As large crowds gathered outside, the Duke and Duchess of Cambridge, as the couple is formally known, entered the Canadian Museum of Civilization, just outside Ottawa, and participated in a ceremony formalizing 25 people from 14 countries as new Canadians.
William presented each new citizen with a folded Canadian flag while Kate gave them a small hand flag.
The couple's entrance was heralded by the Sons of Scotland Pipe Band's rendition of a bagpipe piece, titled St.

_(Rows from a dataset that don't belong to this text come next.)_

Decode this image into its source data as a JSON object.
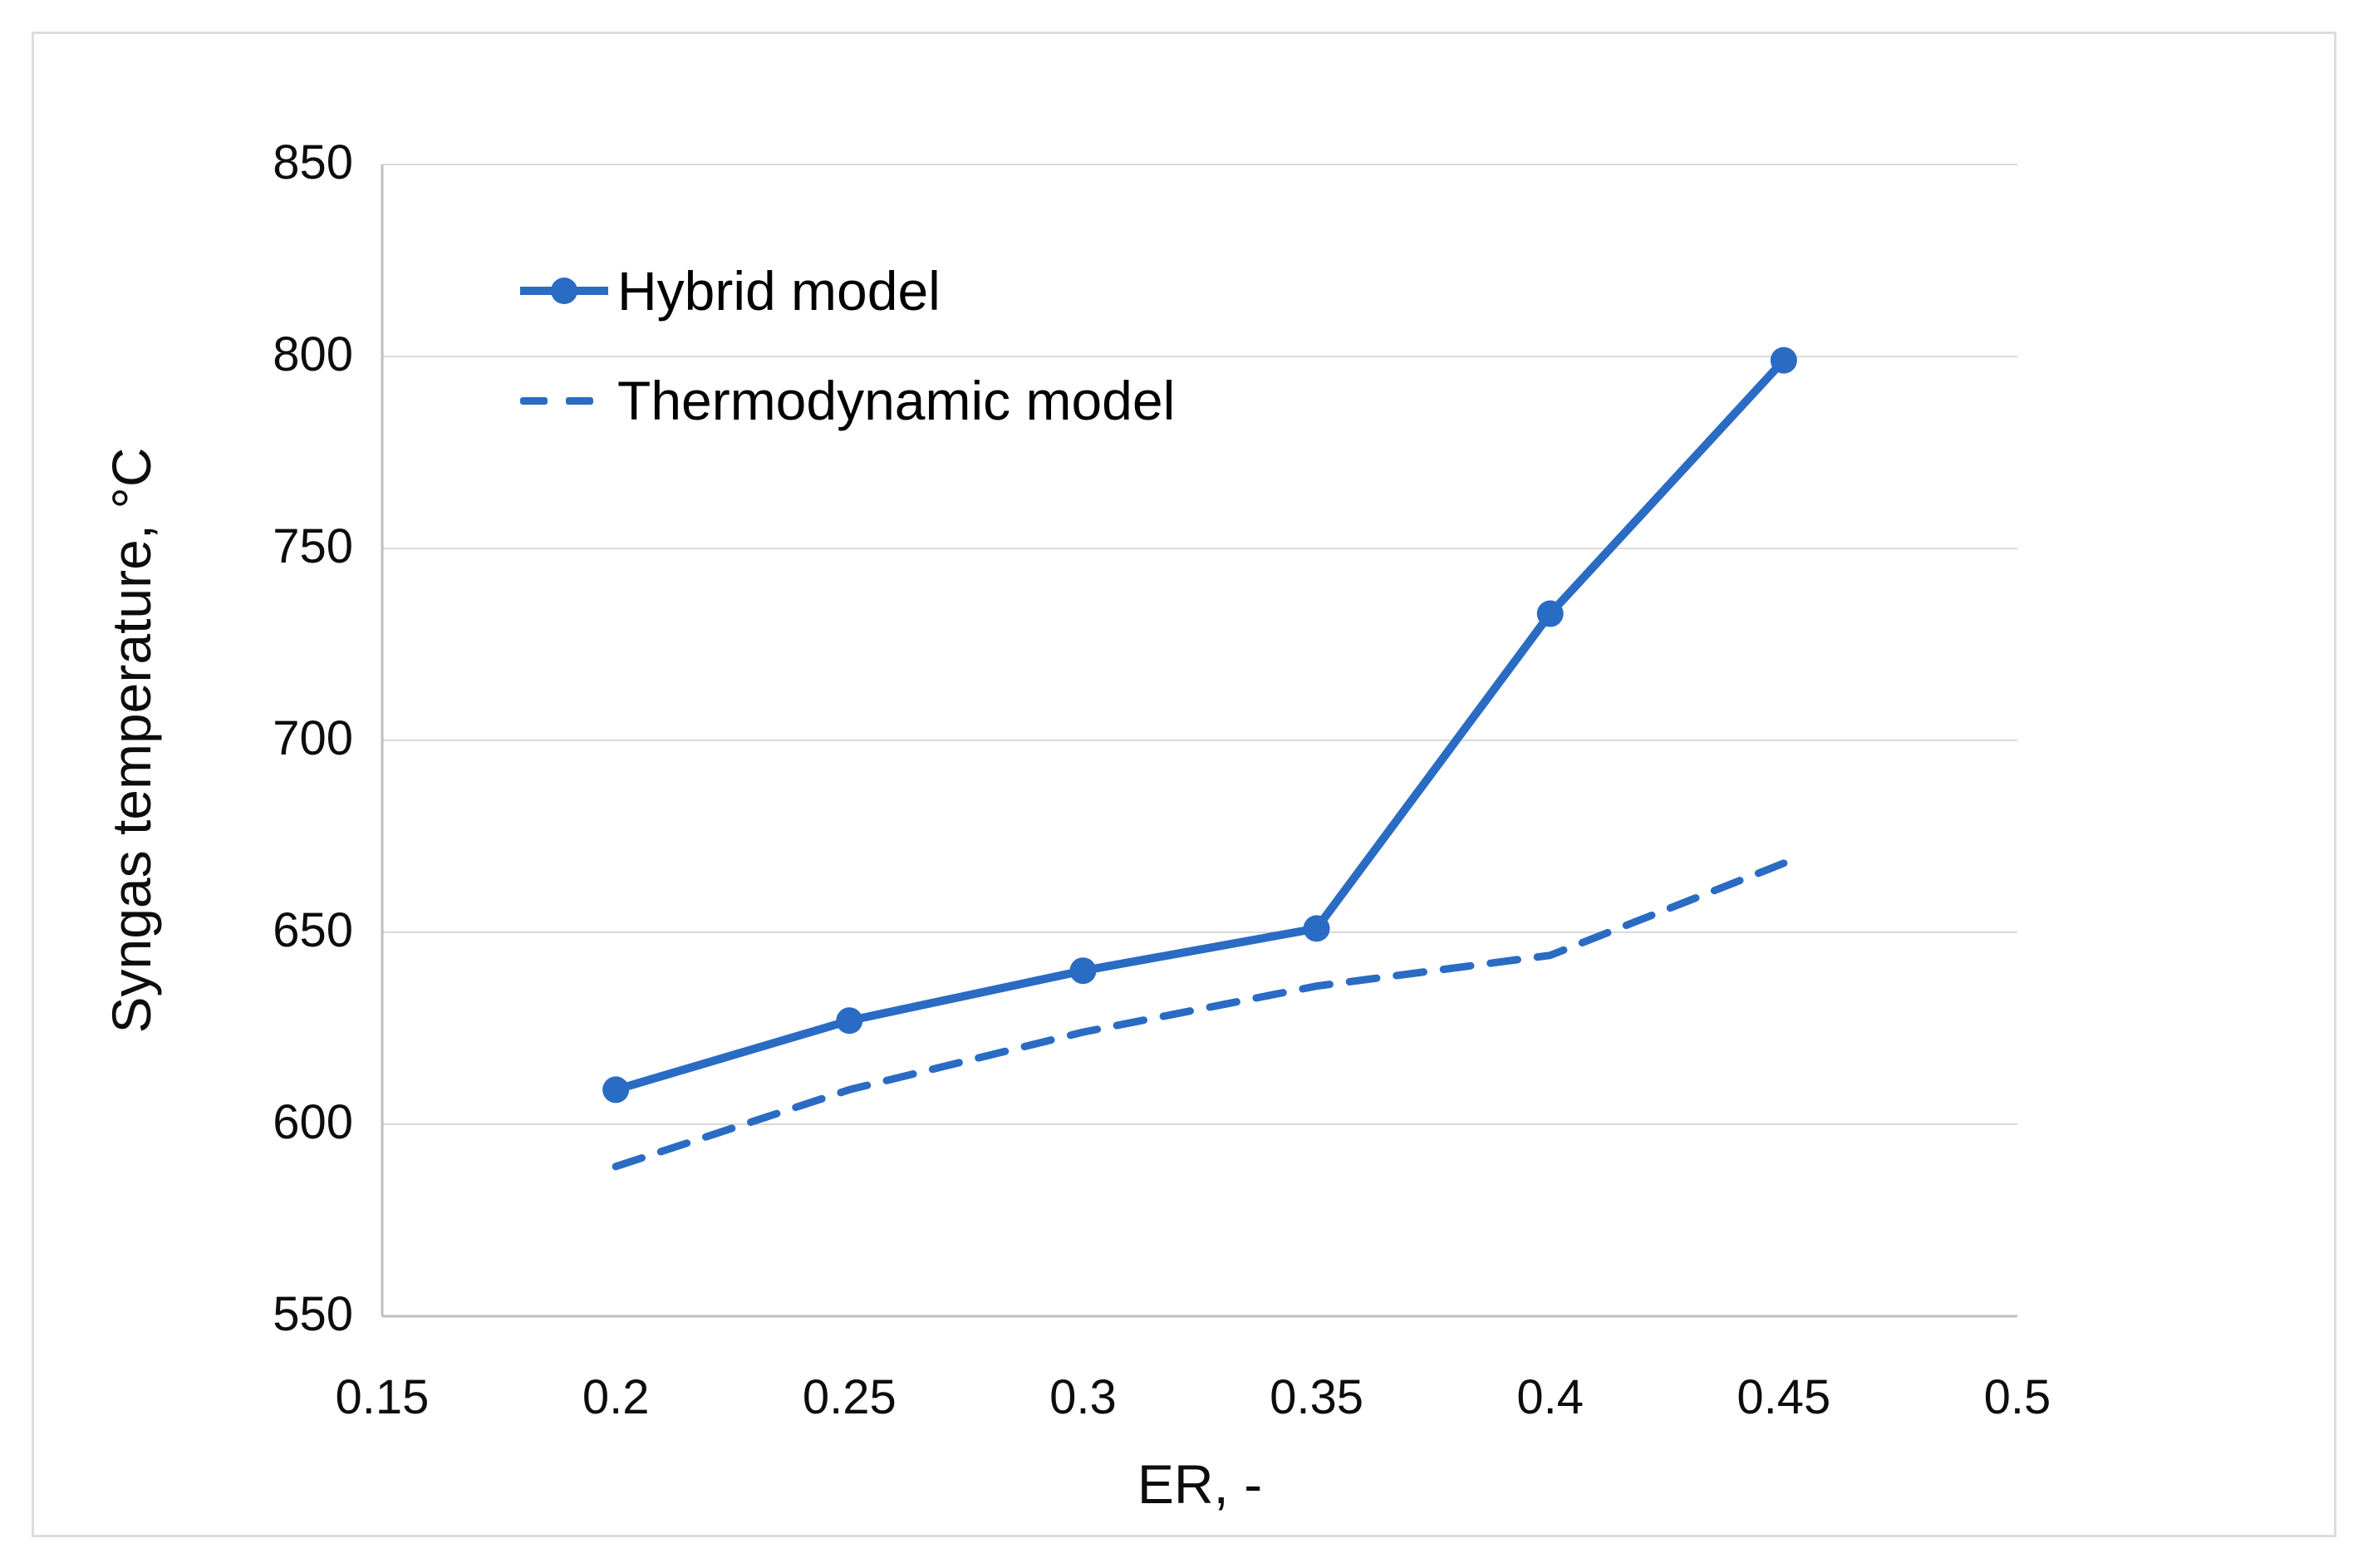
{
  "figure": {
    "background_color": "#FFFFFF",
    "frame_border_color": "#DCDCDC"
  },
  "chart_data": {
    "type": "line",
    "x": [
      0.2,
      0.25,
      0.3,
      0.35,
      0.4,
      0.45
    ],
    "series": [
      {
        "name": "Hybrid model",
        "values": [
          609,
          627,
          640,
          651,
          733,
          799
        ],
        "line_style": "solid",
        "marker": "circle"
      },
      {
        "name": "Thermodynamic model",
        "values": [
          589,
          609,
          624,
          636,
          644,
          668
        ],
        "line_style": "dashed",
        "marker": "none"
      }
    ],
    "title": "",
    "xlabel": "ER, -",
    "ylabel": "Syngas temperature, °C",
    "xlim": [
      0.15,
      0.5
    ],
    "ylim": [
      550,
      850
    ],
    "xticks": [
      0.15,
      0.2,
      0.25,
      0.3,
      0.35,
      0.4,
      0.45,
      0.5
    ],
    "xtick_labels": [
      "0.15",
      "0.2",
      "0.25",
      "0.3",
      "0.35",
      "0.4",
      "0.45",
      "0.5"
    ],
    "yticks": [
      550,
      600,
      650,
      700,
      750,
      800,
      850
    ],
    "ytick_labels": [
      "550",
      "600",
      "650",
      "700",
      "750",
      "800",
      "850"
    ],
    "grid": "horizontal",
    "legend_position": "top-left-inside",
    "colors": {
      "line": "#2A6BC4",
      "gridline": "#D9D9D9",
      "axis_line": "#BFBFBF",
      "text": "#0D0D0D"
    }
  }
}
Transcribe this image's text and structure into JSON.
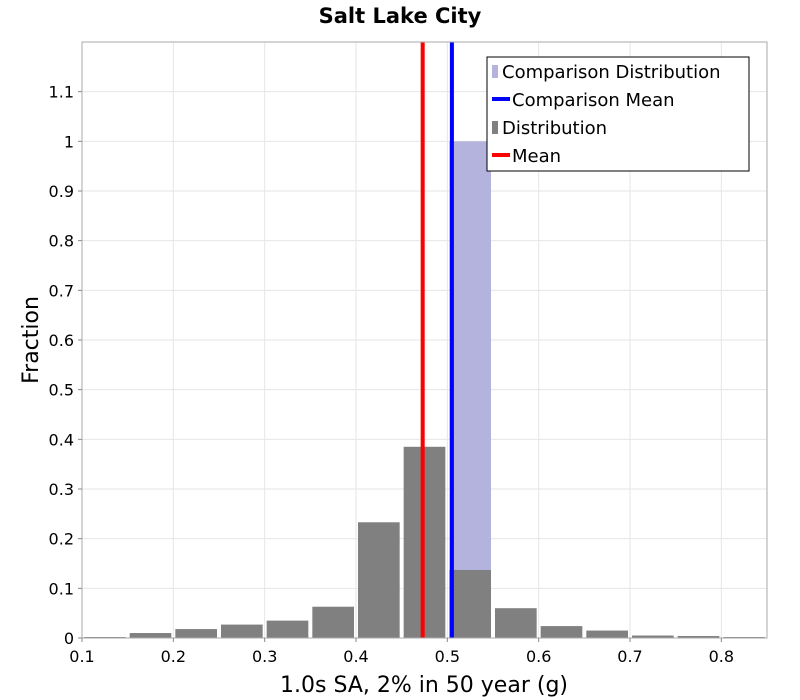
{
  "chart_data": {
    "type": "bar",
    "title": "Salt Lake City",
    "xlabel": "1.0s SA, 2% in 50 year (g)",
    "ylabel": "Fraction",
    "xlim": [
      0.1,
      0.85
    ],
    "ylim": [
      0,
      1.2
    ],
    "xticks": [
      "0.1",
      "0.2",
      "0.3",
      "0.4",
      "0.5",
      "0.6",
      "0.7",
      "0.8"
    ],
    "yticks": [
      "0",
      "0.1",
      "0.2",
      "0.3",
      "0.4",
      "0.5",
      "0.6",
      "0.7",
      "0.8",
      "0.9",
      "1",
      "1.1"
    ],
    "grid": true,
    "legend_position": "top-right",
    "bin_width": 0.05,
    "series": [
      {
        "name": "Comparison Distribution",
        "kind": "histogram",
        "color": "#b3b3de",
        "x": [
          0.525
        ],
        "values": [
          1.0
        ]
      },
      {
        "name": "Comparison Mean",
        "kind": "vline",
        "color": "#0000ff",
        "x": 0.505
      },
      {
        "name": "Distribution",
        "kind": "histogram",
        "color": "#808080",
        "x": [
          0.125,
          0.175,
          0.225,
          0.275,
          0.325,
          0.375,
          0.425,
          0.475,
          0.525,
          0.575,
          0.625,
          0.675,
          0.725,
          0.775,
          0.825
        ],
        "values": [
          0.002,
          0.01,
          0.018,
          0.027,
          0.035,
          0.063,
          0.233,
          0.385,
          0.137,
          0.06,
          0.024,
          0.015,
          0.005,
          0.004,
          0.002
        ]
      },
      {
        "name": "Mean",
        "kind": "vline",
        "color": "#ff0000",
        "x": 0.473
      }
    ]
  }
}
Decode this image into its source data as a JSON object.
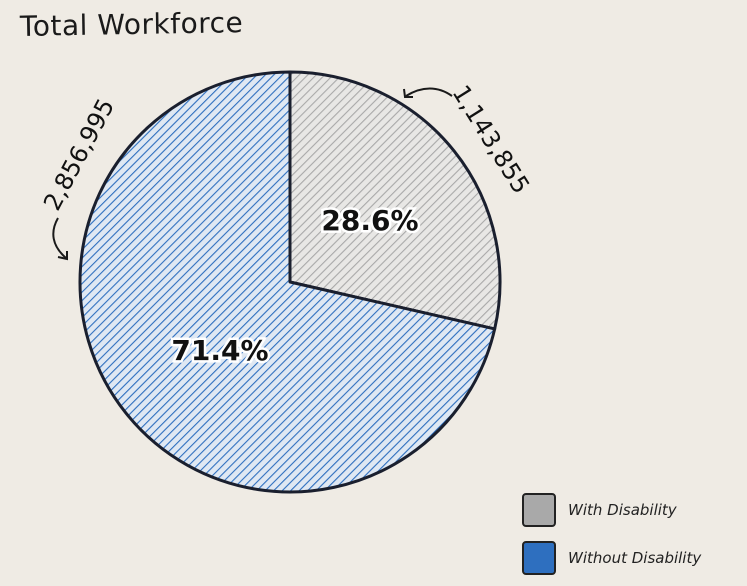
{
  "chart_data": {
    "type": "pie",
    "title": "Total Workforce",
    "slices": [
      {
        "name": "With Disability",
        "value": 1143855,
        "value_label": "1,143,855",
        "percent_label": "28.6%",
        "color": "#a9a9a9",
        "fill_bg": "#e8e7e5"
      },
      {
        "name": "Without Disability",
        "value": 2856995,
        "value_label": "2,856,995",
        "percent_label": "71.4%",
        "color": "#2e6fbf",
        "fill_bg": "#dfe8f3"
      }
    ],
    "legend_position": "bottom-right"
  }
}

Andrews Courtship, created for the royal's visit, with the name a nod to the Scottish university where Kate and Will met and fell in love as undergraduates eight years ago.
While the duke and duchess welcomed new citizens, thousands of Canadians dressed in the nation's red-and-white colors gathered at Ottawa's Parliament Hill in anticipation of a celebration of Canada Day like no other.
Kate and William head next to Parliament Hill, the public grounds of Canada's parliament buildings, where they will arrivan in an open-topped, horse-drawn carriage for ceremonies marking their host nation's 144th birthday.
There they will be greeted by expected crowds of more than half-a-million and full military honors, including a 21-gun salute, and remarks from William and Canada's political leaders.
Later in the day, the royal couple will attend a public concert before moving on to a private diplomatic reception where they will watch a firework finale marking the national day.
Kate and William's celebration of Canada's 144th birthday comes the same day that William's mother, Princess Diana, who died in a 1997 Paris car crash, would have turned 50.
In London, Diana's admirers gathered to leave gifts outside Kensington Palace, which was her official residence and will be the home of Kate and William when they return from their overseas trip.
The Canada Day activities come one day after the duke and duchess received a rollicking, royal kick-off to their much-hyped North American visit.
After boarding the Royal Canadian Air Force aircraft at London's Heathrow Airport Thursday in coordinated outfits -- she in a blue shift dress and he in a blue suit and red tie -- the couple touched down in Ottawa where they were greeted by thousands of fans.
The duchess, wearing a navy-and-cream lace dress, got a rock-star reception.
"We want Kate," crowds chanted as the bride stopped to shake hands, accept roses and greet her fans gathered behind metal barriers.
"They're as close to A-list celebrities as the royal family can possibly get," ABC News royals correspondent Katie Nicholl said. "They're beautiful, they're glamorous."
William addressed his hosts in both English and French to huge cheers from the crowd.
"Catherine and I are so delighted to be here in Canada," he said. "Instilled in us by our parents and grandparents, who love this country, we have been looking forward to this moment for a very long time."
"Before we were married, we had a longing to come here together," he added.
Kate, who was not scheduled to speak and who has been heard from publicly only a few times before, joined her husband in expressing the couple's excitement.
"Thank you so much. We are so delighted to be here," she said.